18. A method according to claim 17, wherein the magnetic field space comprises two or more dimensions of a four dimensional magnetic space defined by a homogeneous magnetic field component and three orthogonal magnetic field gradient components.

19. A method according to claim 17 or 18, wherein the plurality of predetermined points lie in or on a predefined volume in the magnetic field space, and the method includes calculating the difference between measured ESR responses by comparing the response measured at each point with one or more or all of cross-reference responses measured at the other points .

20. A method according to claim 19, wherein each cross-reference response is measured directly after the response to which it is to be cross-referenced.

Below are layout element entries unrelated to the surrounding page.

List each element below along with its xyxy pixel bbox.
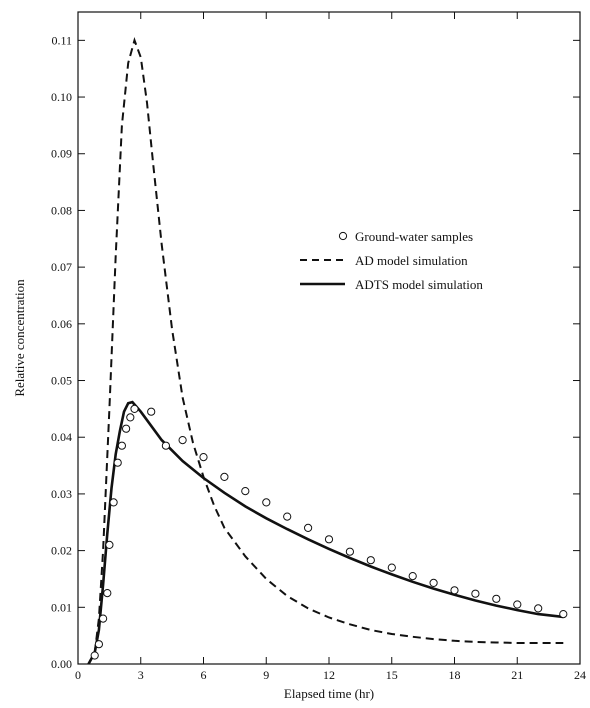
ground-water-sample-point [147, 407, 156, 416]
ground-water-sample-point [90, 651, 99, 660]
x-axis-title: Elapsed time (hr) [284, 686, 374, 701]
y-tick-label: 0.05 [51, 374, 72, 388]
ground-water-sample-point [130, 404, 139, 413]
ground-water-sample-point [450, 586, 459, 595]
ground-water-sample-point [94, 640, 104, 649]
x-tick-label: 18 [449, 668, 461, 682]
ground-water-sample-point [105, 540, 114, 550]
legend-label-ground-water: Ground-water samples [355, 229, 473, 244]
ground-water-sample-point [113, 458, 122, 467]
legend-marker-ground-water [338, 231, 348, 241]
ground-water-sample-point [241, 487, 250, 496]
ground-water-sample-point [109, 498, 118, 507]
ground-water-sample-point [492, 594, 501, 603]
ground-water-sample-point [387, 563, 396, 572]
y-tick-label: 0.06 [51, 317, 72, 331]
ground-water-sample-point [99, 614, 108, 623]
ground-water-sample-point [103, 589, 112, 598]
legend: Ground-water samples AD model simulation… [300, 229, 483, 292]
series-layer [87, 37, 568, 665]
x-axis-ticks: 0 3 6 9 12 15 18 21 24 [75, 12, 586, 682]
series-line-adts-model [87, 400, 564, 665]
ground-water-sample-point [559, 610, 568, 619]
legend-label-adts-model: ADTS model simulation [355, 277, 483, 292]
ground-water-sample-point [122, 424, 131, 433]
ground-water-sample-point [126, 413, 135, 422]
ground-water-sample-point [117, 441, 127, 450]
y-axis-ticks: 0.00 0.01 0.02 0.03 0.04 0.05 0.06 0.07 0.08 0.09… [51, 33, 580, 671]
y-axis-title: Relative concentration [12, 279, 27, 397]
ground-water-sample-point [220, 472, 229, 481]
legend-label-ad-model: AD model simulation [355, 253, 468, 268]
ground-water-sample-point [513, 600, 522, 609]
y-tick-label: 0.07 [51, 260, 72, 274]
y-tick-label: 0.01 [51, 600, 72, 614]
ground-water-sample-point [262, 498, 271, 507]
plot-frame [77, 11, 581, 665]
ground-water-sample-point [429, 578, 438, 588]
ground-water-sample-point [471, 589, 480, 598]
x-tick-label: 12 [323, 668, 335, 682]
ground-water-sample-point [283, 512, 292, 521]
y-tick-label: 0.08 [51, 203, 72, 217]
ground-water-sample-point [304, 523, 313, 533]
y-tick-label: 0.09 [51, 147, 72, 161]
x-tick-label: 3 [138, 668, 144, 682]
ground-water-sample-point [178, 436, 187, 445]
y-tick-label: 0.10 [51, 90, 72, 104]
ground-water-sample-point [534, 604, 543, 613]
y-tick-label: 0.04 [51, 430, 72, 444]
x-tick-label: 6 [201, 668, 207, 682]
x-tick-label: 9 [263, 668, 269, 682]
y-tick-label: 0.03 [51, 487, 72, 501]
x-tick-label: 24 [574, 668, 586, 682]
x-tick-label: 0 [75, 668, 81, 682]
y-tick-label: 0.11 [51, 33, 72, 47]
ground-water-sample-point [161, 441, 170, 450]
ground-water-sample-point [366, 556, 375, 565]
ground-water-sample-point [324, 535, 334, 544]
series-line-ad-model [87, 37, 564, 665]
x-tick-label: 21 [511, 668, 523, 682]
x-tick-label: 15 [386, 668, 398, 682]
ground-water-sample-point [345, 547, 354, 556]
ground-water-sample-point [199, 453, 208, 462]
y-tick-label: 0.00 [51, 657, 72, 671]
y-tick-label: 0.02 [51, 544, 72, 558]
ground-water-sample-point [408, 572, 417, 581]
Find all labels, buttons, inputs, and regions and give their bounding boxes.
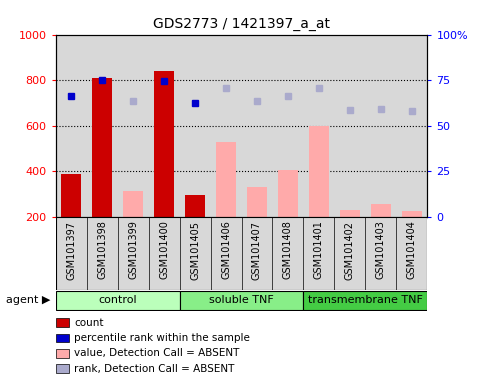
Bar	[56, 349, 69, 358]
Text: GSM101405: GSM101405	[190, 220, 200, 280]
Text: GSM101404: GSM101404	[407, 220, 417, 280]
Bar	[247, 187, 267, 217]
Text: GSM101408: GSM101408	[283, 220, 293, 280]
Text: GSM101403: GSM101403	[376, 220, 386, 280]
Text: GSM101398: GSM101398	[97, 220, 107, 280]
Bar	[56, 364, 69, 373]
Text: GSM101399: GSM101399	[128, 220, 138, 280]
Text: value, Detection Call = ABSENT: value, Detection Call = ABSENT	[74, 348, 240, 358]
Text: GSM101407: GSM101407	[252, 220, 262, 280]
Text: transmembrane TNF: transmembrane TNF	[308, 295, 423, 306]
Bar	[56, 318, 69, 327]
Bar	[309, 126, 329, 217]
Text: percentile rank within the sample: percentile rank within the sample	[74, 333, 250, 343]
Bar	[92, 78, 112, 217]
Text: GSM101397: GSM101397	[66, 220, 76, 280]
Text: rank, Detection Call = ABSENT: rank, Detection Call = ABSENT	[74, 364, 235, 374]
Bar	[56, 334, 69, 342]
Bar	[371, 204, 391, 217]
Text: GDS2773 / 1421397_a_at: GDS2773 / 1421397_a_at	[153, 17, 330, 31]
Bar	[56, 291, 180, 310]
Bar	[154, 71, 174, 217]
Bar	[123, 191, 143, 217]
Bar	[180, 291, 303, 310]
Bar	[402, 211, 422, 217]
Text: count: count	[74, 318, 104, 328]
Bar	[56, 217, 427, 290]
Bar	[61, 174, 81, 217]
Text: agent ▶: agent ▶	[6, 295, 51, 306]
Text: control: control	[98, 295, 137, 306]
Text: GSM101406: GSM101406	[221, 220, 231, 280]
Text: soluble TNF: soluble TNF	[209, 295, 274, 306]
Text: GSM101401: GSM101401	[314, 220, 324, 280]
Bar	[303, 291, 427, 310]
Bar	[185, 195, 205, 217]
Bar	[216, 142, 236, 217]
Bar	[278, 170, 298, 217]
Text: GSM101402: GSM101402	[345, 220, 355, 280]
Text: GSM101400: GSM101400	[159, 220, 169, 280]
Bar	[340, 210, 360, 217]
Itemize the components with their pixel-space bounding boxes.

21. A method according to claim 19 or 20, wherein adjacent points in the predefined volume form measurement cells, and the method includes using the measured responses to select a measurement cell for further investigation.

22. A method according to claim 21, including defining a further plurality of measurement points in the selected measurement cell and repeating the adjusting, measuring and cross-referencing steps for the points in the measurement cell.

23. A computer-readable medium having computer executable instructions thereon arranged to cause a computer to perform a method according to any of claims 17 to 22.

24. A device according to any of claims 1 to 15 arranged to perform the method of any of claims 17 to 22.